Aussi, à la veille du centenaire de la Première Guerre mondiale, cet article parait d’un grand intérêt en ce qu’il appelle à un discours mesuré sur la « compétence » des chefs militaires français. On sait en effet qu’il est parfois de bon ton de fustiger l’Armée française de 1914 et plus particulièrement les « jeunes turcs », coupables d’avoir précipité contre des rangées de mitrailleuses des milliers de mobilisés revêtus de leur aussi emblématique que visible pantalon garance.

Carte postale, collection privée.

Au premier rang de ces réprouvés figure assurément le général Loyzeau de Grandmaison.

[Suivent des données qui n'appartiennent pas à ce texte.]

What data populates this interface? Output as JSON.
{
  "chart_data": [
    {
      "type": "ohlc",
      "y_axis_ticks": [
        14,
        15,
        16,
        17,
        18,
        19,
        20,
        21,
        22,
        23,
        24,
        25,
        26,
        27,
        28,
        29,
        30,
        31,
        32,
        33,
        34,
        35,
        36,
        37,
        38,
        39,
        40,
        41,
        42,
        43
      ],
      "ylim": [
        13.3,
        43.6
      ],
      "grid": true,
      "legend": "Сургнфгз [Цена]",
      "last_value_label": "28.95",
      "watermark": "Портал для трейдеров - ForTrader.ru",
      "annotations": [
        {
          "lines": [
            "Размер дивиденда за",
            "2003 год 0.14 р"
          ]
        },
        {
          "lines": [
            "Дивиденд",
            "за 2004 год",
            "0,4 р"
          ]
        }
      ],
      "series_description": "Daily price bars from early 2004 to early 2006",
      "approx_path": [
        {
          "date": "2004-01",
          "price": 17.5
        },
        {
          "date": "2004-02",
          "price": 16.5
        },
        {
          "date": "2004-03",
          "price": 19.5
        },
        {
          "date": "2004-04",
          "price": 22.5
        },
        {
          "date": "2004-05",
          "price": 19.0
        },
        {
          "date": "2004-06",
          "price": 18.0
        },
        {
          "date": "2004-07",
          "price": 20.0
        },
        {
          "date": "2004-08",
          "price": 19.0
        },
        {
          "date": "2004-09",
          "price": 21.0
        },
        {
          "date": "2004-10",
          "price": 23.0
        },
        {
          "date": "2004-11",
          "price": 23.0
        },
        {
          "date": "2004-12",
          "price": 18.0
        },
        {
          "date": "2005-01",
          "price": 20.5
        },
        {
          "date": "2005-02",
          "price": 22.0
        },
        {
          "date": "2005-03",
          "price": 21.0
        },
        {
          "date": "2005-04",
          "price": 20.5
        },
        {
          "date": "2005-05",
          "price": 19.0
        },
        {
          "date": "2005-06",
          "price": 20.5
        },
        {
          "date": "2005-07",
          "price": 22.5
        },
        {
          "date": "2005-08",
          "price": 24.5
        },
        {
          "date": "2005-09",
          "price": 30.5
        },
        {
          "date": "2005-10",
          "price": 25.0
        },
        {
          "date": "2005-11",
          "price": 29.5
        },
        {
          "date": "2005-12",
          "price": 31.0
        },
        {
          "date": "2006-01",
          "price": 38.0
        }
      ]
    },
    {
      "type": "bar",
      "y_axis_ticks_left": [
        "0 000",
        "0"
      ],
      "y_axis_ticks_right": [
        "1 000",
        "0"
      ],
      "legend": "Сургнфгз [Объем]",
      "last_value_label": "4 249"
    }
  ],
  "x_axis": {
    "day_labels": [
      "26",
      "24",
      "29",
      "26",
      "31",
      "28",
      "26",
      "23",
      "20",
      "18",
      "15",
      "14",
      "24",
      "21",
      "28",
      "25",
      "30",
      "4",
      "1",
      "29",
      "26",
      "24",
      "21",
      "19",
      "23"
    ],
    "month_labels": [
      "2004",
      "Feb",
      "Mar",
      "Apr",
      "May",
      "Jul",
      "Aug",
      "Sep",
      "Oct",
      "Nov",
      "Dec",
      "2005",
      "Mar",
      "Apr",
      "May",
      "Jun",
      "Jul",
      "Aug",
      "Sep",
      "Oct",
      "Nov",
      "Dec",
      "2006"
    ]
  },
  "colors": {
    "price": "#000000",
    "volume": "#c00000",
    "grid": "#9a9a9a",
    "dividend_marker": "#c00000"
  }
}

Or si celui-ci est, à en croire M. Goya, représentatif de l’ensemble des brevetés qui, à l’époque, participent au forum où l’on débat de la doctrine, Grandmaison ne saurait pour autant être à l’image de l’ensemble des officiers, nombreux étant les généraux d’armée et de corps d’armée mis en cause par les « jeunes turcs » à ne pas partager ses conceptions outrageusement offensives. De plus, outre un intérêt sans doute supérieur à la moyenne pour le réalisme de l’instruction des troupes, il convient de rappeler que la campagne de cet officier est bien plus brillante que ce que l’on veut bien souvent se remémorer :

« Il fait partie des neuf colonels commandant de régiment au début de la guerre devenus généraux de division à la fin de 1914, promotion très rapide à une époque où les sanctions pour inaptitude sont immédiates. Grandmaison possédait donc une certaine compétence et, si l’historiographie lui a fait porter le poids des excès offensifs, il n’a en tout cas jamais été sanctionné pour cela. Certains aspects de ses discours se sont en tout cas révélés exacts, comme la supériorité des avant-gardes allemandes ou la faiblesse de l’instruction au tir. Grandmaison, simple colonel en 1914, ne peut être tenu comme unique responsable des échecs initiaux. Cette responsabilité est collective. »1

L’histoire de cette entrée en guerre est d’abord, d’un strict point de vue militaire, celle du décalage entre le champ de bataille tel qu’il est anticipé pendant la Belle Epoque et tel qu’il surgit avec une redoutable violence, en août 1914. Or cette anticipation erronée n’est pas que le propre des militaires de carrière, officiers brevetés de l’Ecole de guerre de surcroît. Civils uniformisé, l’immense majorité des hommes de 1914 est également surprise par le baptême du feu, en découvrant les ravages de l’obus et de la mitraille. Si l’on souhaite faire de cette année 2014 un grand moment pour la force du lien armée-nation, alors importera que soient rappelées ces quelques réalités. Afin que la commémoration ne rime pas avec uchronie.

Erwan LE GALL

1 GOYA, Michel, La Chair et l’acier, l’invention de la guerre moderne, 1914-1918, Paris, Tallandier, 2004, p. 60.